Los futuros agrónomos saben quién es Diego Rivera pero ignoran quién fue Jorge Cuesta. Tampoco él lo menciona, se aferra al féretro cerrado. De tanto oír a Víctor y a Natalia ponderar a Jorge decide terminar lo que su padre dejó inconcluso. «Yo también voy a ser poeta y un crítico feroz». Empieza por denostar la vida académica de Chapingo. Los maestros, para él, son una mierda, nada que ver con la sabiduría de su padre. Son una bola de huevones.

—No puede ser, todo es estudio y deporte: basquetbol, futbol, natación. Es lógico que cualquier hombre normal enloquezca con esta vida de monje… Algo le ponen a la comida para aplacar el afán sexual.

—Dicen que es nitrato —replica su compañero Tomás Cervantes.

—Qué idiota eres, será bromuro…

En vacaciones los jóvenes salen sobrados como garañones. En casa de Lupe, Antonio invita a la sirvienta al cine.

—¿Qué no sabes lo que cuesta encontrar a una? —se enfurece Lupe—. Lárgate a Córdoba con tu Natalia.

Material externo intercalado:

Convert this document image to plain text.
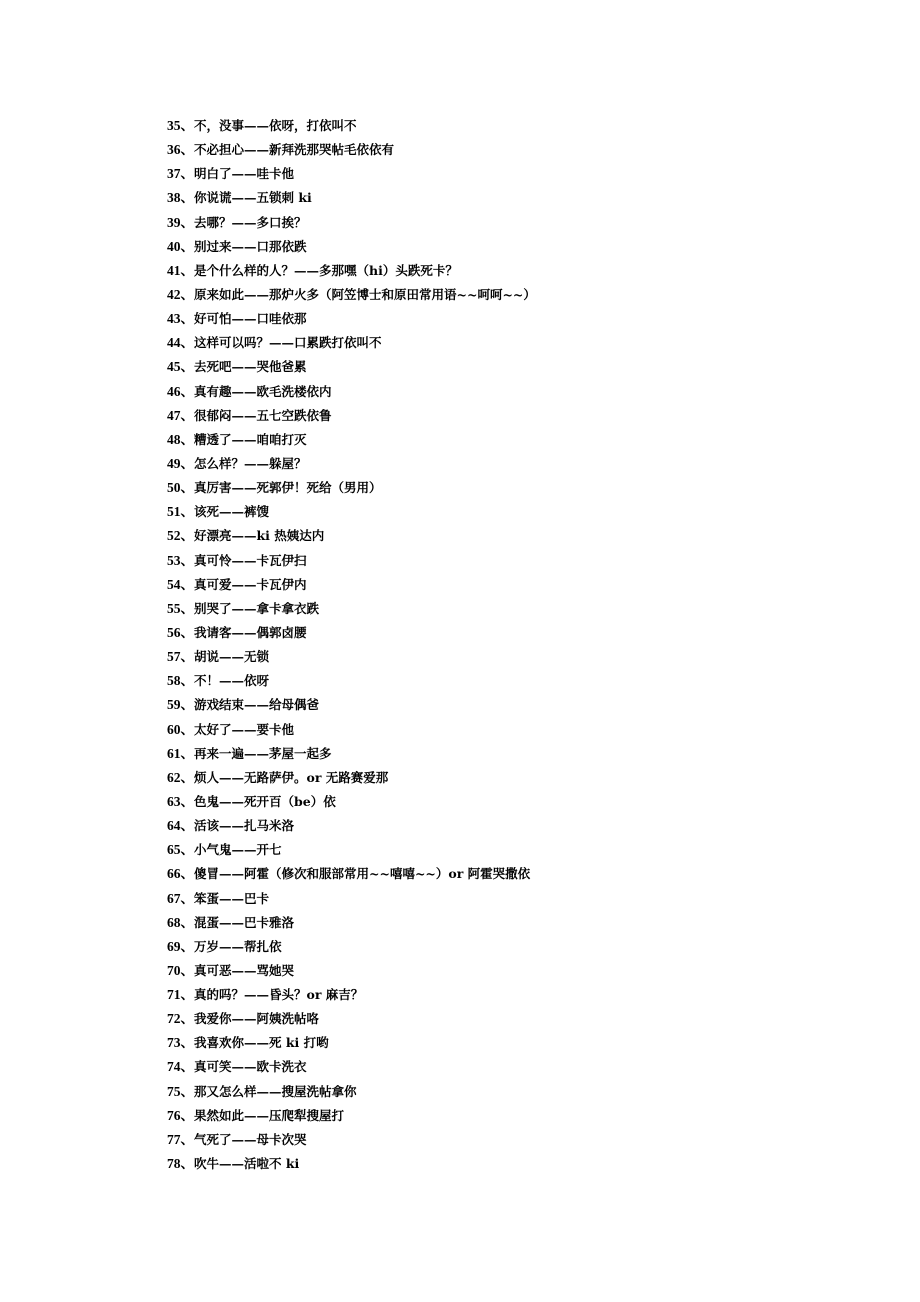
35、不，没事——依呀，打依叫不
36、不必担心——新拜洗那哭帖毛依依有
37、明白了——哇卡他
38、你说谎——五锁刺 ki
39、去哪？——多口挨？
40、别过来——口那依跌
41、是个什么样的人？——多那嘿（hi）头跌死卡？
42、原来如此——那炉火多（阿笠博士和原田常用语~~呵呵~~）
43、好可怕——口哇依那
44、这样可以吗？——口累跌打依叫不
45、去死吧——哭他爸累
46、真有趣——欧毛洗楼依内
47、很郁闷——五七空跌依鲁
48、糟透了——咱咱打灭
49、怎么样？——躲屋？
50、真厉害——死郭伊！死给（男用）
51、该死——裤馊
52、好漂亮——ki 热姨达内
53、真可怜——卡瓦伊扫
54、真可爱——卡瓦伊内
55、别哭了——拿卡拿衣跌
56、我请客——偶郭卤腰
57、胡说——无锁
58、不！——依呀
59、游戏结束——给母偶爸
60、太好了——要卡他
61、再来一遍——茅屋一起多
62、烦人——无路萨伊。or 无路赛爱那
63、色鬼——死开百（be）依
64、活该——扎马米洛
65、小气鬼——开七
66、傻冒——阿霍（修次和服部常用~~嘻嘻~~）or 阿霍哭撒依
67、笨蛋——巴卡
68、混蛋——巴卡雅洛
69、万岁——帮扎依
70、真可恶——骂她哭
71、真的吗？——昏头？or 麻吉？
72、我爱你——阿姨洗帖咯
73、我喜欢你——死 ki 打哟
74、真可笑——欧卡洗衣
75、那又怎么样——搜屋洗帖拿你
76、果然如此——压爬犁搜屋打
77、气死了——母卡次哭
78、吹牛——活啦不 ki
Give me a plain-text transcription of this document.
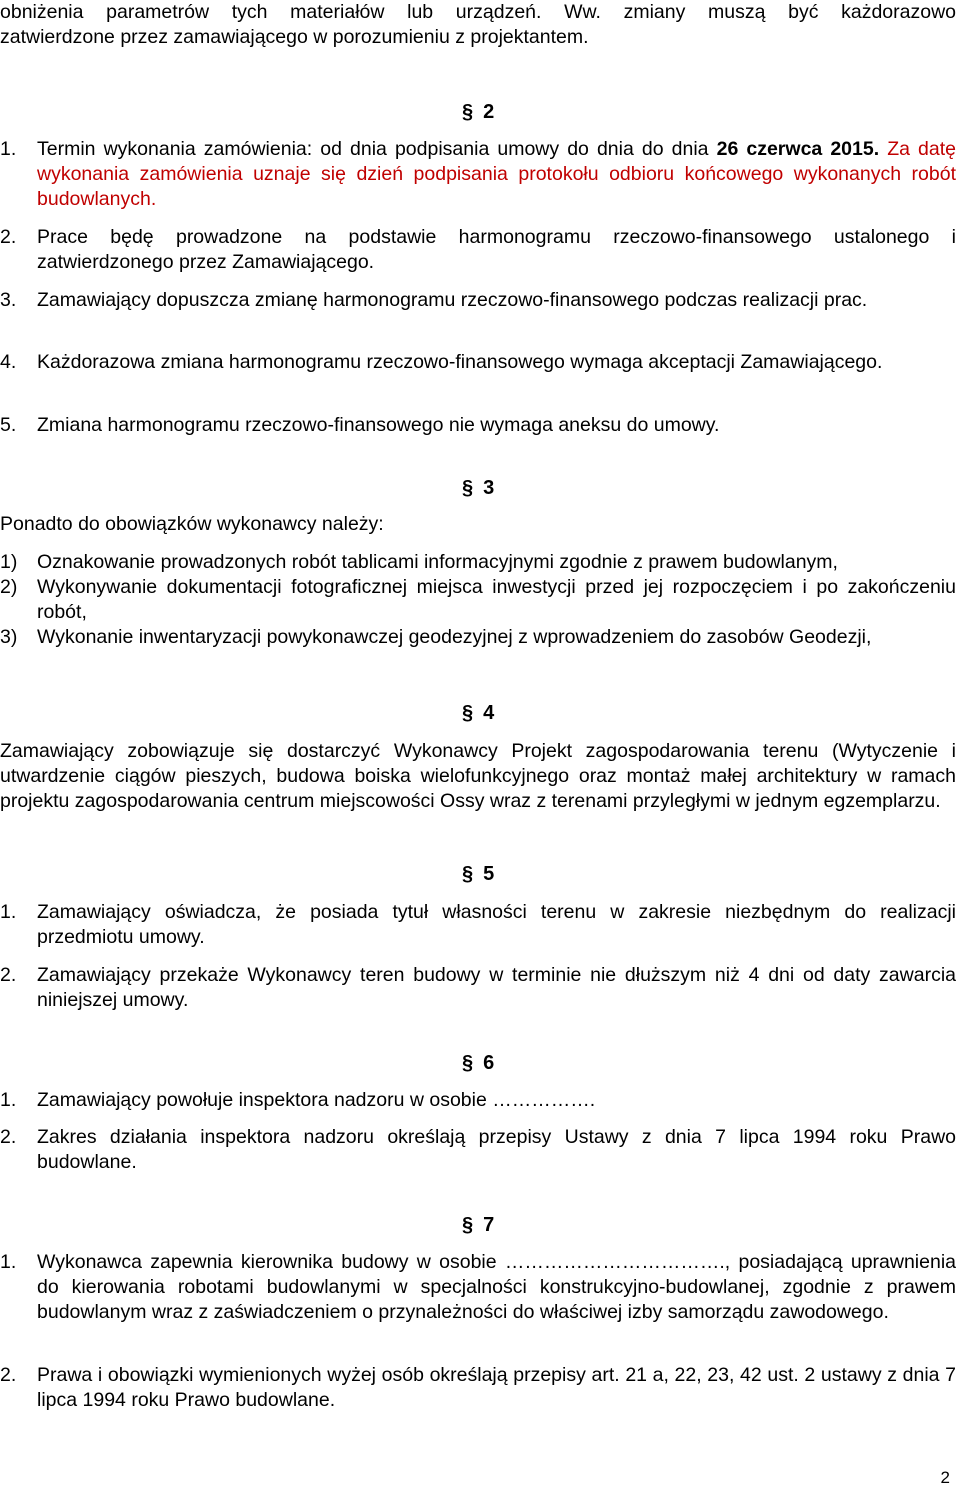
obniżenia parametrów tych materiałów lub urządzeń. Ww. zmiany muszą być każdorazowo
zatwierdzone przez zamawiającego w porozumieniu z projektantem.
§ 2
1. Termin wykonania zamówienia: od dnia podpisania umowy do dnia do dnia 26 czerwca 2015. Za datę wykonania zamówienia uznaje się dzień podpisania protokołu odbioru końcowego wykonanych robót budowlanych.
2. Prace będę prowadzone na podstawie harmonogramu rzeczowo-finansowego ustalonego i zatwierdzonego przez Zamawiającego.
3. Zamawiający dopuszcza zmianę harmonogramu rzeczowo-finansowego podczas realizacji prac.
4. Każdorazowa zmiana harmonogramu rzeczowo-finansowego wymaga akceptacji Zamawiającego.
5. Zmiana harmonogramu rzeczowo-finansowego nie wymaga aneksu do umowy.
§ 3
Ponadto do obowiązków wykonawcy należy:
1) Oznakowanie prowadzonych robót tablicami informacyjnymi zgodnie z prawem budowlanym,
2) Wykonywanie dokumentacji fotograficznej miejsca inwestycji przed jej rozpoczęciem i po zakończeniu robót,
3) Wykonanie inwentaryzacji powykonawczej geodezyjnej z wprowadzeniem do zasobów Geodezji,
§ 4
Zamawiający zobowiązuje się dostarczyć Wykonawcy Projekt zagospodarowania terenu (Wytyczenie i utwardzenie ciągów pieszych, budowa boiska wielofunkcyjnego oraz montaż małej architektury w ramach projektu zagospodarowania centrum miejscowości Ossy wraz z terenami przyległymi w jednym egzemplarzu.
§ 5
1. Zamawiający oświadcza, że posiada tytuł własności terenu w zakresie niezbędnym do realizacji przedmiotu umowy.
2. Zamawiający przekaże Wykonawcy teren budowy w terminie nie dłuższym niż 4 dni od daty zawarcia niniejszej umowy.
§ 6
1. Zamawiający powołuje inspektora nadzoru w osobie …………….
2. Zakres działania inspektora nadzoru określają przepisy Ustawy z dnia 7 lipca 1994 roku Prawo budowlane.
§ 7
1. Wykonawca zapewnia kierownika budowy w osobie ……………………………., posiadającą uprawnienia do kierowania robotami budowlanymi w specjalności konstrukcyjno-budowlanej, zgodnie z prawem budowlanym wraz z zaświadczeniem o przynależności do właściwej izby samorządu zawodowego.
2. Prawa i obowiązki wymienionych wyżej osób określają przepisy art. 21 a, 22, 23, 42 ust. 2 ustawy z dnia 7 lipca 1994 roku Prawo budowlane.
2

Cuando Antonio le enseña su cuaderno de poesía, Lupe se ríe en su cara:

—Escribes puras estupideces.

—¿Y mi padre?

—Nunca leí ni leeré un solo verso de tu padre.

La cercanía de Chapingo con la Ciudad de México le permite visitar a Lupe pero prefiere el billar, el antro y la cantina. El rechazo de madre y hermanas es cada vez más evidente. A la mayor, Guadalupe —como ella exige que la llame—, Antonio la denuesta: «¡Qué burguesa! ¡Qué convencional! ¡Qué mal te ves! ¿De dónde sacaste esos zapatos? ¡Qué fea bolsa!». Con Ruth se lleva mejor pero nadie le abre un espacio en su vida.